Field names and description for the "supplementalDataLinks.csv" file.

eprint_id: ID of the publication, as recorded in CaltechAUTHORS, of the publication that the supplemental data link corresponds to. IDs are assigned by repository software eprints.
publication_doi: DOI, if available, of the publication that the supplemental data link corresponds to. Most often articles.
publication_date: Date of the publication that the supplemental link corresponds to.
publication_date_year: Only the year from the field "publication_date".

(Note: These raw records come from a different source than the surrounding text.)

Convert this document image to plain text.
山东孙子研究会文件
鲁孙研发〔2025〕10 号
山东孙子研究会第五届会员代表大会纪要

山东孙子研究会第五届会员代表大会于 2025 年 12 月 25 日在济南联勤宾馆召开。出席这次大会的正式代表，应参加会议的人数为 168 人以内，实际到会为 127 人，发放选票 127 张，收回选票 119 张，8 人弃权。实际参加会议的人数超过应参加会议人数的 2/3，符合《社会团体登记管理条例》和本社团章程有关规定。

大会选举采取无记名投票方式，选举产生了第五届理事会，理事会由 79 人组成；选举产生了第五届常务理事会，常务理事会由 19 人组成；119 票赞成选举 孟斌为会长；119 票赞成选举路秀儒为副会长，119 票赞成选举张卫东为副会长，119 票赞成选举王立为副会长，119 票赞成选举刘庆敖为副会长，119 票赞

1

related_link: Related link, as taken from CaltechAUTHORS metadata. URLs are formatted as URLs, starting with "http://...". DOIs are just the DOI and do not have the "http://doi.org/" in front of the DOI.
related_link_description: Text description of the related link, as taken from CaltechAUTHORS metadata. Text either contains "data" or "Data" to be included in this dataset.
related_link_type: Link type assigned during analysis, including: URL, DOI (two main types); ZIP, PDF, DOCX, GZ, TXT, IMG, ZIPR (file extension at the end of the link); and SPACE (link has an error in it, often an accidental space).
related_url_homepage: For "related_link_type" of URL, "related_link" field stripped down to homepage. For related link types other than URL, value is NA.
related_url_homepage_test: Is the related link url a website homepage? If "related_link" field matches "related_url_homepage", value is TRUE. If "related_link" field does not match "related_url_homepage", value is FALSE. For related link types other than URL, value is NA.
related_doi_prefix: For "related_link_type" of DOI, "related_link" field is stripped down to the DOI prefix. For related link types other than DOI, value is NA.
related_doi_owner: DOI prefix owner information corresponding to "related_doi_prefix", as scraped from CrossRef or DataCite. For related link types other than DOI, value is NA.
related_link_scraped: "related_link" values reformatted for web scraping. This primarily means adding "https://doi.org/" to related links of type DOI.
related_link_scraped_title: Returned webpage title for scraped links. Webpages that failed to scrap with R are listed as "404".